Smarter Way to Cross Blog Archives
July 17, 2013

A Canadian bank faced an immigration scandal this past spring when a whistleblower shed light on the bank’s attempt to replace Canada-based workers with outsourced labor via temporary migrant workers. Given the seriousness of this matter, it may be the right time to identify whether your U.S.-based subsidiary, branch, or affiliate is falling victim to an improper use of the H-1B visa program in the United States.

The H-1B regulations define a U.S. employer as “having an employer-employee relationship with respect to employees … as indicated by the fact that it may hire, pay, fire, supervise, or otherwise control the work of any such employee.” The “right to control” is the primary element in establishing an employer-employee relationship. An H-1B petitioner (or corporate sponsor) will need to show that it has the right to control when, where, and how the H-1B employee performs the job. In addition, H-1B petitioners are required to demonstrate the existence of the employer-employee relationship for the duration of the H-1B validity period. In determining whether a corporate sponsor has the “right to control” an H-1B employee, the U.S. Citizenship and Immigration Service (USCIS) will employ a “totality of the circumstances” analysis. 

In January 2010, the USCIS issued guidance regarding requirements for H-1B corporate sponsors. The guidance discussed the employer-employee relationship requirement for H-1B petitions and concluded that many third-party placement companies do not qualify as H-1B sponsors. Take this scenario as an example: an H-1B employee of a computer consulting company is working at your office on a project to maintain your payroll. The H-1B employee is supervised by your company’s management, and all payroll work assignments are determined by your company. In this case, USCIS would likely determine that the computer consulting company had no right to control the H-1B employee and therefore lacked a valid employer-employee relationship with the H-1B employee.

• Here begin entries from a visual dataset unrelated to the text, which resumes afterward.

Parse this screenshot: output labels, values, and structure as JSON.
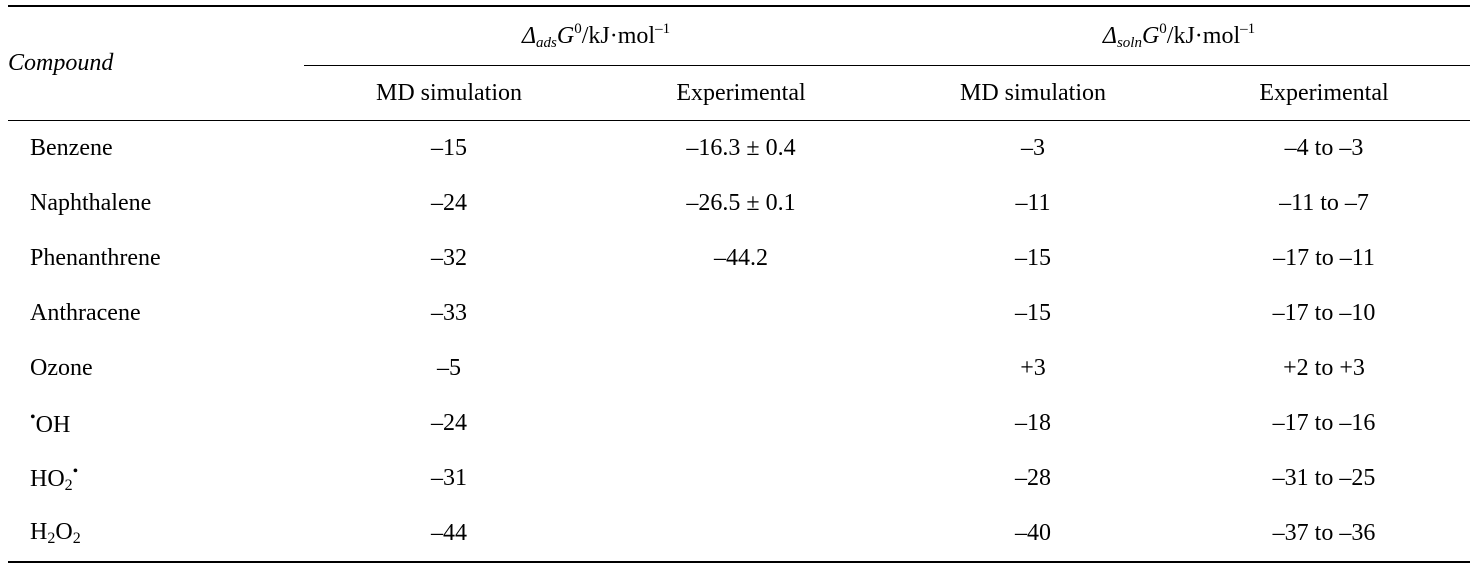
{
  "table": {
    "header": {
      "compound_label": "Compound",
      "group_ads": {
        "symbol": "Δ",
        "subscript": "ads",
        "variable": "G",
        "superscript": "0",
        "unit": "/kJ·mol",
        "unit_exponent": "–1"
      },
      "group_soln": {
        "symbol": "Δ",
        "subscript": "soln",
        "variable": "G",
        "superscript": "0",
        "unit": "/kJ·mol",
        "unit_exponent": "–1"
      },
      "subheaders": [
        "MD simulation",
        "Experimental",
        "MD simulation",
        "Experimental"
      ]
    },
    "rows": [
      {
        "name": "Benzene",
        "ads_md": "–15",
        "ads_exp": "–16.3 ± 0.4",
        "soln_md": "–3",
        "soln_exp": "–4 to –3"
      },
      {
        "name": "Naphthalene",
        "ads_md": "–24",
        "ads_exp": "–26.5 ± 0.1",
        "soln_md": "–11",
        "soln_exp": "–11 to –7"
      },
      {
        "name": "Phenanthrene",
        "ads_md": "–32",
        "ads_exp": "–44.2",
        "soln_md": "–15",
        "soln_exp": "–17 to –11"
      },
      {
        "name": "Anthracene",
        "ads_md": "–33",
        "ads_exp": "",
        "soln_md": "–15",
        "soln_exp": "–17 to –10"
      },
      {
        "name": "Ozone",
        "ads_md": "–5",
        "ads_exp": "",
        "soln_md": "+3",
        "soln_exp": "+2 to +3"
      },
      {
        "name_radical": "•",
        "name": "OH",
        "ads_md": "–24",
        "ads_exp": "",
        "soln_md": "–18",
        "soln_exp": "–17 to –16"
      },
      {
        "name_a": "HO",
        "name_sub": "2",
        "name_radical": "•",
        "ads_md": "–31",
        "ads_exp": "",
        "soln_md": "–28",
        "soln_exp": "–31 to –25"
      },
      {
        "name_a": "H",
        "name_sub": "2",
        "name_b": "O",
        "name_sub2": "2",
        "ads_md": "–44",
        "ads_exp": "",
        "soln_md": "–40",
        "soln_exp": "–37 to –36"
      }
    ]
  }
}
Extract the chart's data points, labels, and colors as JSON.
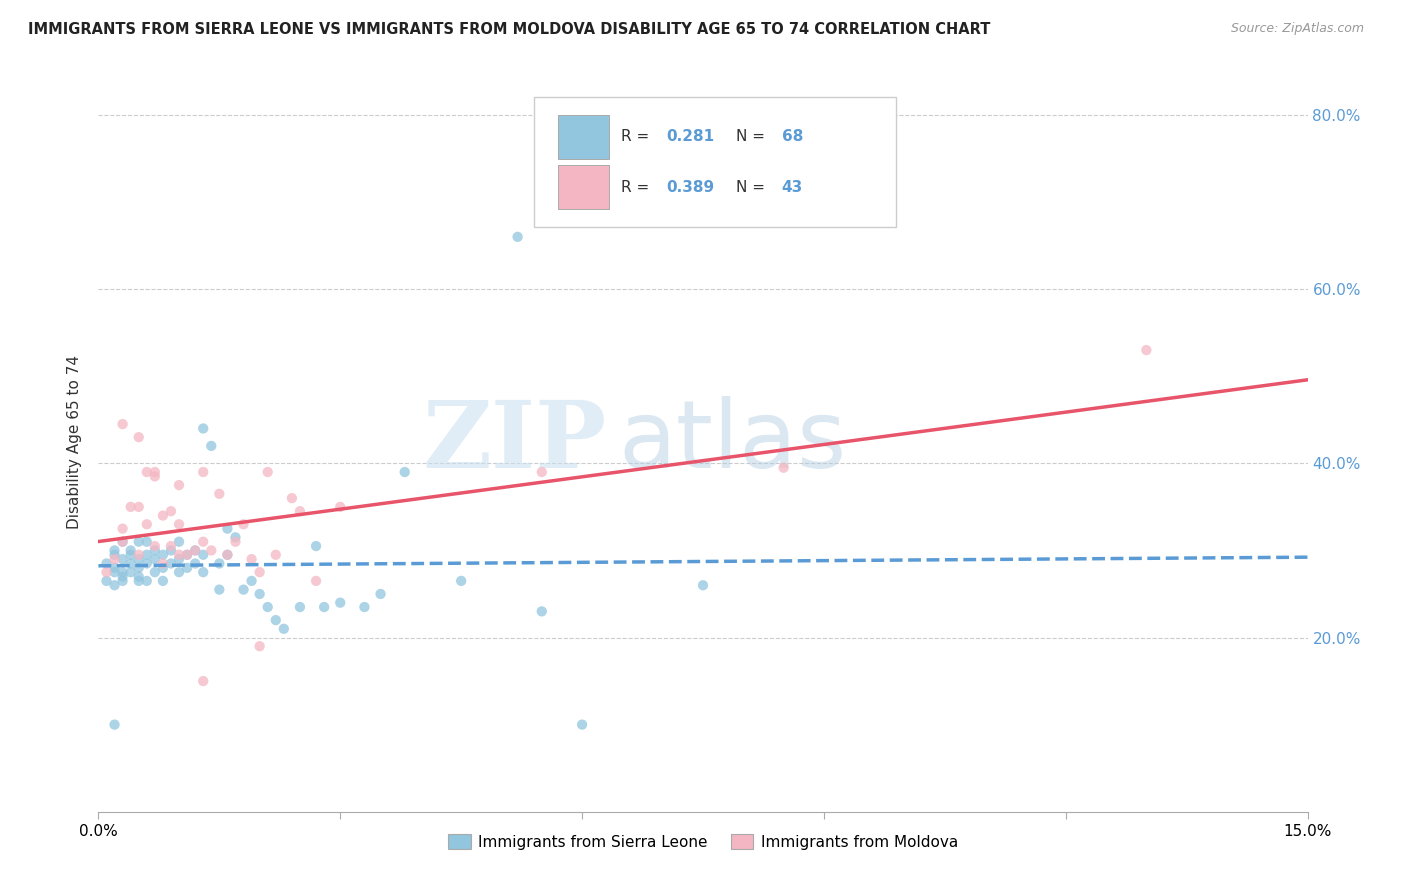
{
  "title": "IMMIGRANTS FROM SIERRA LEONE VS IMMIGRANTS FROM MOLDOVA DISABILITY AGE 65 TO 74 CORRELATION CHART",
  "source": "Source: ZipAtlas.com",
  "ylabel": "Disability Age 65 to 74",
  "xmin": 0.0,
  "xmax": 0.15,
  "ymin": 0.0,
  "ymax": 0.85,
  "yticks": [
    0.2,
    0.4,
    0.6,
    0.8
  ],
  "ytick_labels": [
    "20.0%",
    "40.0%",
    "60.0%",
    "80.0%"
  ],
  "sierra_leone_color": "#92c5de",
  "moldova_color": "#f4b6c2",
  "sierra_leone_line_color": "#5b9bd5",
  "moldova_line_color": "#e8546a",
  "R_sierra": 0.281,
  "N_sierra": 68,
  "R_moldova": 0.389,
  "N_moldova": 43,
  "legend_label_sierra": "Immigrants from Sierra Leone",
  "legend_label_moldova": "Immigrants from Moldova",
  "watermark_zip": "ZIP",
  "watermark_atlas": "atlas",
  "sl_x": [
    0.001,
    0.001,
    0.002,
    0.002,
    0.002,
    0.002,
    0.002,
    0.003,
    0.003,
    0.003,
    0.003,
    0.003,
    0.004,
    0.004,
    0.004,
    0.004,
    0.005,
    0.005,
    0.005,
    0.005,
    0.005,
    0.006,
    0.006,
    0.006,
    0.006,
    0.007,
    0.007,
    0.007,
    0.008,
    0.008,
    0.008,
    0.009,
    0.009,
    0.01,
    0.01,
    0.01,
    0.011,
    0.011,
    0.012,
    0.012,
    0.013,
    0.013,
    0.014,
    0.015,
    0.015,
    0.016,
    0.016,
    0.017,
    0.018,
    0.019,
    0.02,
    0.021,
    0.022,
    0.023,
    0.025,
    0.027,
    0.028,
    0.03,
    0.033,
    0.035,
    0.038,
    0.045,
    0.055,
    0.06,
    0.075,
    0.013,
    0.052,
    0.002
  ],
  "sl_y": [
    0.285,
    0.265,
    0.28,
    0.275,
    0.295,
    0.26,
    0.3,
    0.27,
    0.29,
    0.275,
    0.31,
    0.265,
    0.285,
    0.295,
    0.275,
    0.3,
    0.265,
    0.29,
    0.28,
    0.31,
    0.27,
    0.285,
    0.295,
    0.265,
    0.31,
    0.275,
    0.29,
    0.3,
    0.28,
    0.295,
    0.265,
    0.285,
    0.3,
    0.29,
    0.275,
    0.31,
    0.28,
    0.295,
    0.285,
    0.3,
    0.295,
    0.275,
    0.42,
    0.285,
    0.255,
    0.325,
    0.295,
    0.315,
    0.255,
    0.265,
    0.25,
    0.235,
    0.22,
    0.21,
    0.235,
    0.305,
    0.235,
    0.24,
    0.235,
    0.25,
    0.39,
    0.265,
    0.23,
    0.1,
    0.26,
    0.44,
    0.66,
    0.1
  ],
  "md_x": [
    0.001,
    0.002,
    0.003,
    0.003,
    0.004,
    0.005,
    0.005,
    0.006,
    0.006,
    0.007,
    0.007,
    0.008,
    0.008,
    0.009,
    0.01,
    0.01,
    0.011,
    0.012,
    0.013,
    0.013,
    0.014,
    0.015,
    0.016,
    0.017,
    0.018,
    0.019,
    0.02,
    0.021,
    0.022,
    0.024,
    0.025,
    0.027,
    0.03,
    0.055,
    0.085,
    0.003,
    0.005,
    0.007,
    0.009,
    0.01,
    0.013,
    0.13,
    0.02
  ],
  "md_y": [
    0.275,
    0.29,
    0.325,
    0.31,
    0.35,
    0.295,
    0.35,
    0.33,
    0.39,
    0.305,
    0.39,
    0.285,
    0.34,
    0.305,
    0.295,
    0.33,
    0.295,
    0.3,
    0.31,
    0.39,
    0.3,
    0.365,
    0.295,
    0.31,
    0.33,
    0.29,
    0.275,
    0.39,
    0.295,
    0.36,
    0.345,
    0.265,
    0.35,
    0.39,
    0.395,
    0.445,
    0.43,
    0.385,
    0.345,
    0.375,
    0.15,
    0.53,
    0.19
  ]
}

Ultimately, this employee may have their H-1B status revoked, and your company is left without the expertise needed to complete the payroll project.

With U.S. unemployment at 7.6 percent, audits of H-1B corporate sponsors are on the rise, which may include an audit of the H-1B employee’s worksite (possibly one of your offices). The management of your U.S.-based business should know whether your U.S. vendors are in compliance with all U.S. immigration regulations so as to not jeopardize any projects for which they are providing services.